Ma femme est morte, je suis libre !

Je puis donc boire tout mon soûl.



C. Baudelaire








Un verre de ti-punch, citron vert et sucre de canne.

Sur le front moite du soir perle une goutte d'ennui.

Sous les tropiques, la nuit s'abat comme une lame bleutée

sur le cou rouge des jours condamnés à l'oubli.

La pénombre poisseuse envahit le jardin immobile.

Aux forges du crépuscule souffle un alizé régulier

qui rougit des pierreries dans le chaudron céleste,

constellations au sillon elliptique du labour de la nuit.

Il pleut dans mes oreilles des comètes de grenouilles.



Un verre de ti-punch, citron vert et sucre de canne.

L'heure hésite à passer, le temps a posé sa cognée.

Une écume d'instants se tient à la crête du jour

qui roule vers le sable de la nuit, inexorable vague souple,

répétée identique, à l'infini, qui vient mourir

sur la falaise de craie d'une vie lentement sapée, érodée.

Une dernière lueur, cramoisie, prend refuge loin dans la mer caraïbe.

Grave, pesant, ébranlant l'encre des flots, passe,

pachydermique et majestueux, un paquebot étoilé, en lente transhumance.

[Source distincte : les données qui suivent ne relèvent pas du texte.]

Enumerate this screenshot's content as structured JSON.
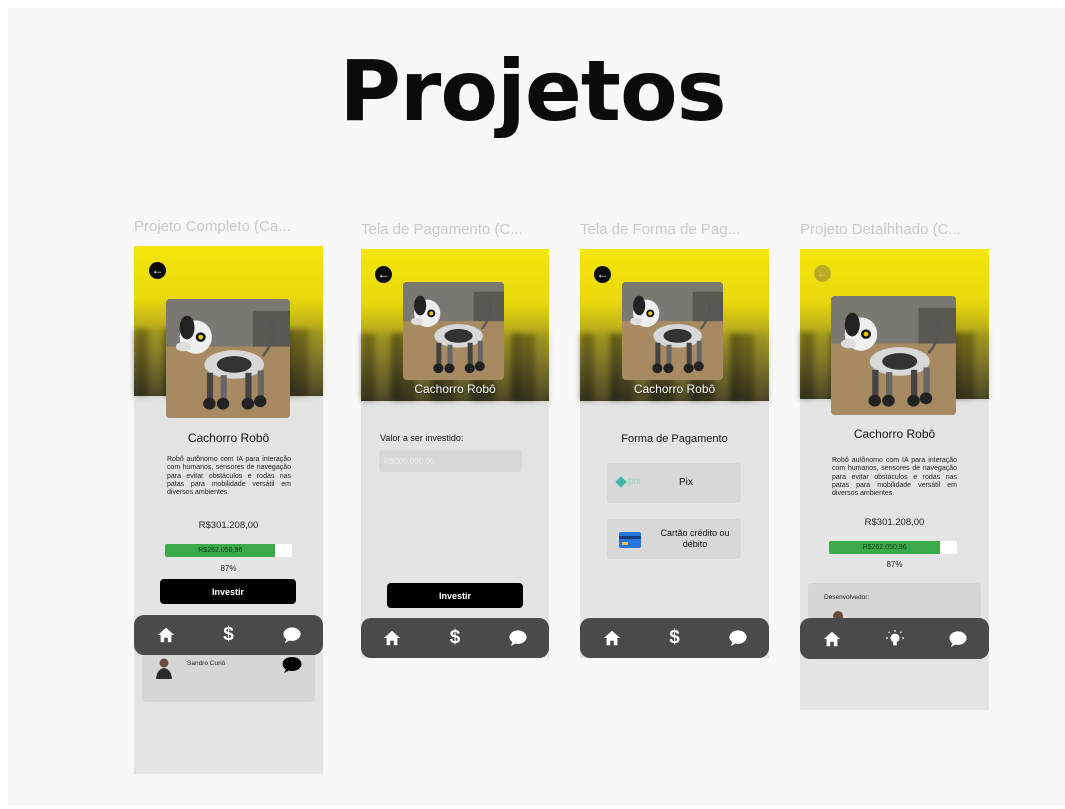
{
  "page": {
    "title": "Projetos"
  },
  "frames": [
    {
      "label": "Projeto Completo (Ca...",
      "image_caption": "",
      "name": "Cachorro Robô",
      "description": "Robô autônomo com IA para interação com humanos, sensores de navegação para evitar obstáculos e rodas nas patas para mobilidade versátil em diversos ambientes.",
      "price": "R$301.208,00",
      "progress_label": "R$262.050,96",
      "progress_fraction": 0.87,
      "percent": "87%",
      "invest_button": "Investir",
      "dev_name": "Sandro Curió",
      "nav": [
        "home-icon",
        "dollar-icon",
        "chat-icon"
      ]
    },
    {
      "label": "Tela de Pagamento (C...",
      "image_caption": "Cachorro Robô",
      "amount_label": "Valor a ser investido:",
      "amount_placeholder": "R$000.000,00",
      "invest_button": "Investir",
      "nav": [
        "home-icon",
        "dollar-icon",
        "chat-icon"
      ]
    },
    {
      "label": "Tela de Forma de Pag...",
      "image_caption": "Cachorro Robô",
      "heading": "Forma de Pagamento",
      "pix_logo_text": "pix",
      "pix_label": "Pix",
      "card_label_line1": "Cartão crédito ou",
      "card_label_line2": "débito",
      "nav": [
        "home-icon",
        "dollar-icon",
        "chat-icon"
      ]
    },
    {
      "label": "Projeto Detalhhado (C...",
      "name": "Cachorro Robô",
      "description": "Robô autônomo com IA para interação com humanos, sensores de navegação para evitar obstáculos e rodas nas patas para mobilidade versátil em diversos ambientes.",
      "price": "R$301.208,00",
      "progress_label": "R$262.050,96",
      "progress_fraction": 0.87,
      "percent": "87%",
      "dev_label": "Desenvolvedor:",
      "nav": [
        "home-icon",
        "lightbulb-icon",
        "chat-icon"
      ]
    }
  ],
  "colors": {
    "accent_yellow": "#f5e60a",
    "progress_green": "#3aaa4a",
    "navbar": "#4a4a4a",
    "frame_bg": "#e4e4e4"
  }
}
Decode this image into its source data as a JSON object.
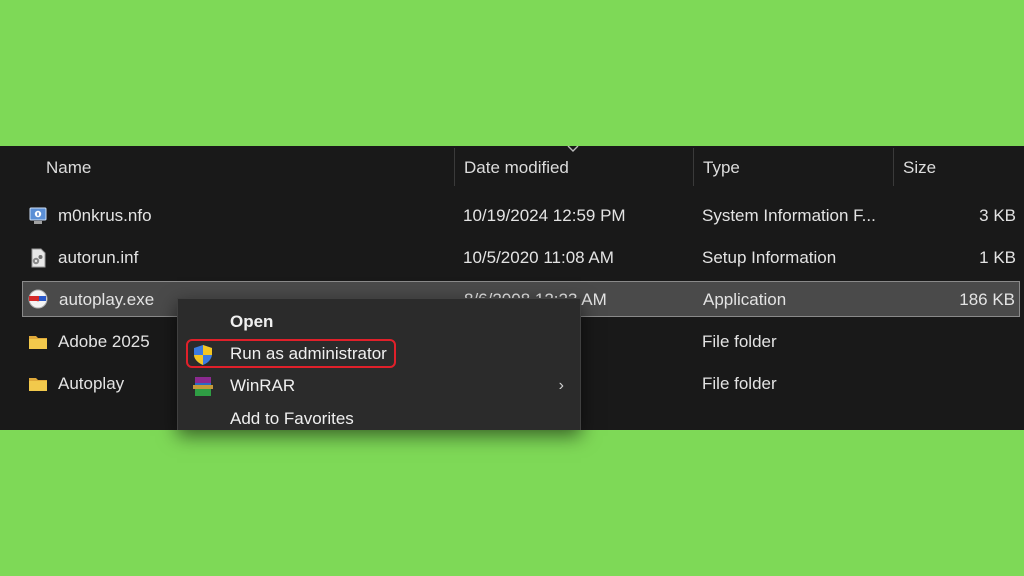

Un verre de ti-punch, citron vert et sucre de canne.

La vibration d'une journée inutile s'amortit et se perd

dans le silence opaque, infléchi de stridulations obsédantes.

Les mots, dits et entendus, mouches grises au vol imprévisible

bourdonnent puis gisent dans la coupe de mémoire à vider, futiles.

J'attends la sûre morsure des stégomyies, invasion rituelle

de myriades d'insectes charriant les fièvres paludéennes

qu'appellent mon corps lassé des lymphes saines, avide de toxines,

mon esprit vide soucieux de délires neufs, de dérèglements physiologiques.



Un verre de ti-punch, citron vert et sucre de canne.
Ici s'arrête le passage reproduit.